More particularly, I seek to find $f:[0,1)\rightarrow \mathbb{R}$ that minimizes $\sum_{i=0}^n (f(x_i)-y_i)^2$ subject to:
- Monotonicity: $x_a\leq x_b \implies f(x_a)\leq f(x_b)$
- Horizontal end-points: $f'(0)=f'(1)=0$
- "Smoothness constraints"
- Sigmoid: $f''$ is unimodal
One possible approach I have in mind is to identify a set of basis functions that do themselves comply with constraints 1, 2, and 3 above. Then any linear combination of those points must also comply with 1, 2, and 3. Then the regression becomes a matter of finding the linear combination of those basis functions that minimizes the square error, a linear-least-squares problem. This approach unfortunately does not in general enforce condition 4.
Can you suggest a method or a suitable family of basis functions?
If you want a sigmoid-like function, then a good choice might be a sigmoid function!
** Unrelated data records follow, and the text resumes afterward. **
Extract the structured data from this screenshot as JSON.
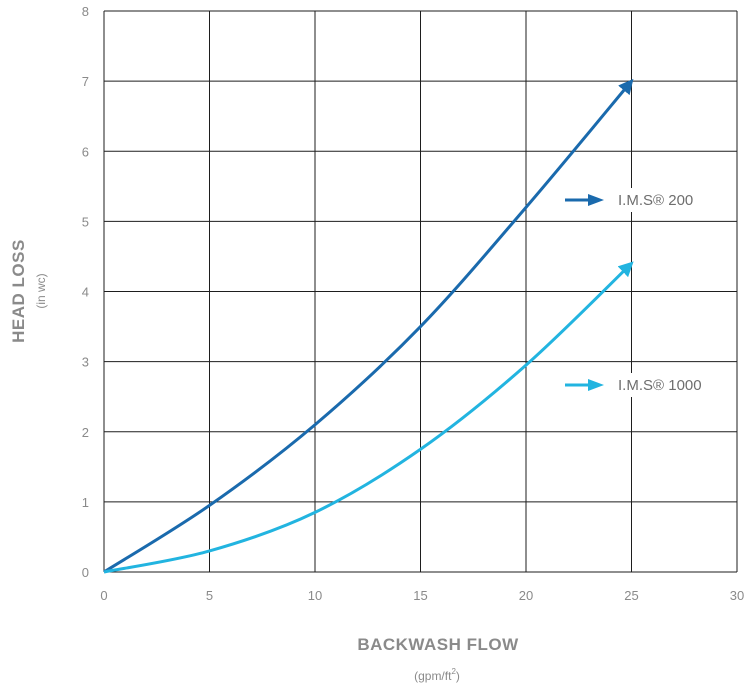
{
  "chart_data": {
    "type": "line",
    "xlabel": "BACKWASH FLOW",
    "xunit_base": "(gpm/ft",
    "xunit_sup": "2",
    "xunit_end": ")",
    "ylabel": "HEAD LOSS",
    "yunit": "(in wc)",
    "xlim": [
      0,
      30
    ],
    "ylim": [
      0,
      8
    ],
    "xticks": [
      "0",
      "5",
      "10",
      "15",
      "20",
      "25",
      "30"
    ],
    "yticks": [
      "0",
      "1",
      "2",
      "3",
      "4",
      "5",
      "6",
      "7",
      "8"
    ],
    "grid": true,
    "legend_placement": "right-inside",
    "series": [
      {
        "name": "I.M.S® 200",
        "color": "#1a6aad",
        "x": [
          0,
          5,
          10,
          15,
          20,
          25
        ],
        "y": [
          0,
          0.95,
          2.1,
          3.5,
          5.2,
          7.0
        ]
      },
      {
        "name": "I.M.S® 1000",
        "color": "#22b4e0",
        "x": [
          0,
          5,
          10,
          15,
          20,
          25
        ],
        "y": [
          0,
          0.3,
          0.85,
          1.75,
          2.95,
          4.4
        ]
      }
    ]
  }
}
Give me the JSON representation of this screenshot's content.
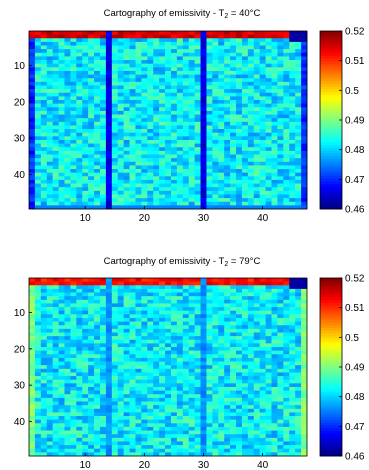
{
  "chart_data": [
    {
      "type": "heatmap",
      "title": "Cartography of emissivity - T",
      "title_sub": "2",
      "title_value": " = 40°C",
      "cols": 47,
      "rows": 49,
      "xlim": [
        0.5,
        47.5
      ],
      "ylim": [
        0.5,
        49.5
      ],
      "x_ticks": [
        10,
        20,
        30,
        40
      ],
      "y_ticks": [
        10,
        20,
        30,
        40
      ],
      "colormap": "jet",
      "clim": [
        0.46,
        0.52
      ],
      "colorbar_ticks": [
        "0.52",
        "0.51",
        "0.5",
        "0.49",
        "0.48",
        "0.47",
        "0.46"
      ],
      "colorbar_values": [
        0.52,
        0.51,
        0.5,
        0.49,
        0.48,
        0.47,
        0.46
      ],
      "field": {
        "base": 0.482,
        "top_rows": 2,
        "top_value": 0.515,
        "bottom_rows": 1,
        "bottom_value": 0.475,
        "stripe_cols": [
          14,
          30
        ],
        "stripe_value": 0.466,
        "edge_cols": [
          1,
          47
        ],
        "edge_value": 0.47,
        "top_right_corner_value": 0.462
      }
    },
    {
      "type": "heatmap",
      "title": "Cartography of emissivity - T",
      "title_sub": "2",
      "title_value": " = 79°C",
      "cols": 47,
      "rows": 49,
      "xlim": [
        0.5,
        47.5
      ],
      "ylim": [
        0.5,
        49.5
      ],
      "x_ticks": [
        10,
        20,
        30,
        40
      ],
      "y_ticks": [
        10,
        20,
        30,
        40
      ],
      "colormap": "jet",
      "clim": [
        0.46,
        0.52
      ],
      "colorbar_ticks": [
        "0.52",
        "0.51",
        "0.5",
        "0.49",
        "0.48",
        "0.47",
        "0.46"
      ],
      "colorbar_values": [
        0.52,
        0.51,
        0.5,
        0.49,
        0.48,
        0.47,
        0.46
      ],
      "field": {
        "base": 0.482,
        "top_rows": 2,
        "top_value": 0.512,
        "bottom_rows": 0,
        "bottom_value": 0.48,
        "stripe_cols": [
          14,
          30
        ],
        "stripe_value": 0.476,
        "edge_cols": [
          1,
          47
        ],
        "edge_value": 0.49,
        "top_right_corner_value": 0.462
      }
    }
  ]
}
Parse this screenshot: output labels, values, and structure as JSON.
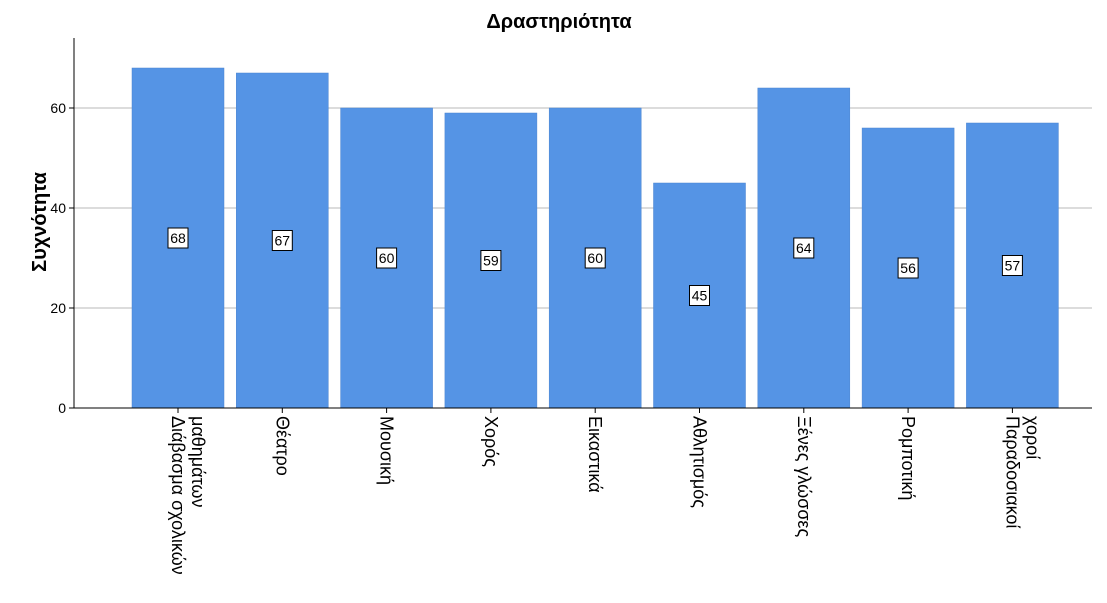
{
  "chart_data": {
    "type": "bar",
    "title": "Δραστηριότητα",
    "xlabel": "",
    "ylabel": "Συχνότητα",
    "categories": [
      "Διάβασμα σχολικών μαθημάτων",
      "Θέατρο",
      "Μουσική",
      "Χορός",
      "Εικαστικά",
      "Αθλητισμός",
      "Ξένες γλώσσες",
      "Ρομποτική",
      "Παραδοσιακοί χοροί"
    ],
    "values": [
      68,
      67,
      60,
      59,
      60,
      45,
      64,
      56,
      57
    ],
    "ylim": [
      0,
      74
    ],
    "yticks": [
      0,
      20,
      40,
      60
    ],
    "grid": true,
    "bar_color": "#5594e5",
    "legend": "none"
  }
}
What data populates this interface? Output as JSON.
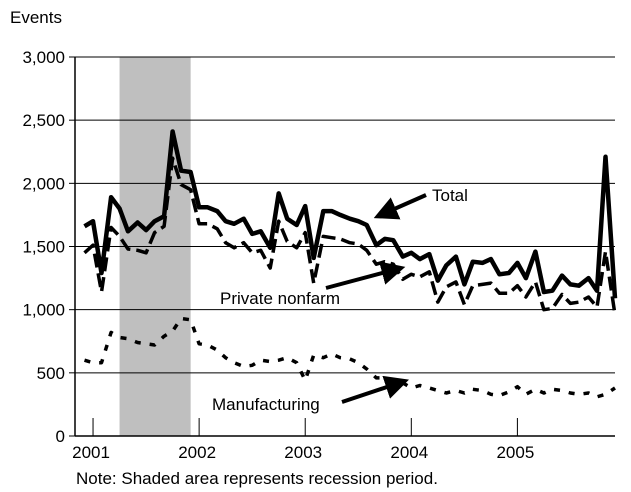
{
  "chart_data": {
    "type": "line",
    "ylabel": "Events",
    "note": "Note: Shaded area represents recession period.",
    "ylim": [
      0,
      3000
    ],
    "yticks": [
      0,
      500,
      1000,
      1500,
      2000,
      2500,
      3000
    ],
    "ytick_labels": [
      "0",
      "500",
      "1,000",
      "1,500",
      "2,000",
      "2,500",
      "3,000"
    ],
    "xlim": [
      2000.83,
      2005.92
    ],
    "xticks": [
      2001,
      2002,
      2003,
      2004,
      2005
    ],
    "xtick_labels": [
      "2001",
      "2002",
      "2003",
      "2004",
      "2005"
    ],
    "grid": "horizontal",
    "legend": "inline-annotations",
    "recession": {
      "start": 2001.25,
      "end": 2001.92,
      "color": "#bfbfbf"
    },
    "x": [
      2000.92,
      2001.0,
      2001.08,
      2001.17,
      2001.25,
      2001.33,
      2001.42,
      2001.5,
      2001.58,
      2001.67,
      2001.75,
      2001.83,
      2001.92,
      2002.0,
      2002.08,
      2002.17,
      2002.25,
      2002.33,
      2002.42,
      2002.5,
      2002.58,
      2002.67,
      2002.75,
      2002.83,
      2002.92,
      2003.0,
      2003.08,
      2003.17,
      2003.25,
      2003.33,
      2003.42,
      2003.5,
      2003.58,
      2003.67,
      2003.75,
      2003.83,
      2003.92,
      2004.0,
      2004.08,
      2004.17,
      2004.25,
      2004.33,
      2004.42,
      2004.5,
      2004.58,
      2004.67,
      2004.75,
      2004.83,
      2004.92,
      2005.0,
      2005.08,
      2005.17,
      2005.25,
      2005.33,
      2005.42,
      2005.5,
      2005.58,
      2005.67,
      2005.75,
      2005.83,
      2005.92
    ],
    "series": [
      {
        "name": "Total",
        "style": "solid",
        "color": "#000000",
        "values": [
          1660,
          1700,
          1290,
          1890,
          1800,
          1620,
          1690,
          1630,
          1700,
          1740,
          2410,
          2100,
          2090,
          1810,
          1810,
          1780,
          1700,
          1680,
          1720,
          1600,
          1620,
          1490,
          1920,
          1720,
          1670,
          1820,
          1410,
          1780,
          1780,
          1750,
          1720,
          1700,
          1670,
          1510,
          1560,
          1550,
          1420,
          1450,
          1400,
          1440,
          1230,
          1350,
          1420,
          1200,
          1380,
          1370,
          1400,
          1280,
          1290,
          1370,
          1250,
          1460,
          1140,
          1150,
          1270,
          1200,
          1190,
          1250,
          1150,
          2210,
          1090
        ]
      },
      {
        "name": "Private nonfarm",
        "style": "dashed",
        "color": "#000000",
        "values": [
          1450,
          1510,
          1140,
          1650,
          1580,
          1480,
          1470,
          1450,
          1610,
          1660,
          2200,
          1990,
          1950,
          1680,
          1680,
          1640,
          1530,
          1490,
          1530,
          1450,
          1470,
          1330,
          1700,
          1540,
          1490,
          1610,
          1210,
          1580,
          1570,
          1560,
          1530,
          1520,
          1470,
          1360,
          1380,
          1360,
          1240,
          1280,
          1260,
          1300,
          1060,
          1180,
          1220,
          1040,
          1190,
          1200,
          1210,
          1130,
          1130,
          1190,
          1100,
          1220,
          1000,
          1010,
          1120,
          1050,
          1060,
          1100,
          1020,
          1460,
          960
        ]
      },
      {
        "name": "Manufacturing",
        "style": "dotted",
        "color": "#000000",
        "values": [
          600,
          580,
          580,
          820,
          780,
          770,
          740,
          730,
          720,
          790,
          830,
          930,
          920,
          730,
          720,
          680,
          620,
          580,
          550,
          560,
          600,
          590,
          600,
          620,
          580,
          440,
          640,
          620,
          650,
          620,
          610,
          580,
          530,
          460,
          460,
          420,
          420,
          380,
          400,
          380,
          360,
          340,
          360,
          340,
          370,
          360,
          330,
          320,
          350,
          390,
          330,
          370,
          340,
          370,
          360,
          340,
          330,
          340,
          310,
          330,
          380
        ]
      }
    ],
    "annotations": [
      {
        "text": "Total",
        "series": "Total"
      },
      {
        "text": "Private nonfarm",
        "series": "Private nonfarm"
      },
      {
        "text": "Manufacturing",
        "series": "Manufacturing"
      }
    ]
  }
}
Let $$\sigma(x) = \frac{1}{1+e^{-x}}.$$ We can scale it and shift it by introducing parameters to obtain $f(x;\alpha,\beta) = \sigma(e^\alpha x+\beta)$. $e^\alpha$ is there to enforce that the function is increasing. This function satisfies all of your constraints an only has 2 degrees of freedom to optimize over. You should then focus on minimizing $$loss(\alpha,\beta) = \sum_{i=0}^n(f(x_i)-y_i)^2.$$ This can be solved efficiently using Gauss-Newton methods.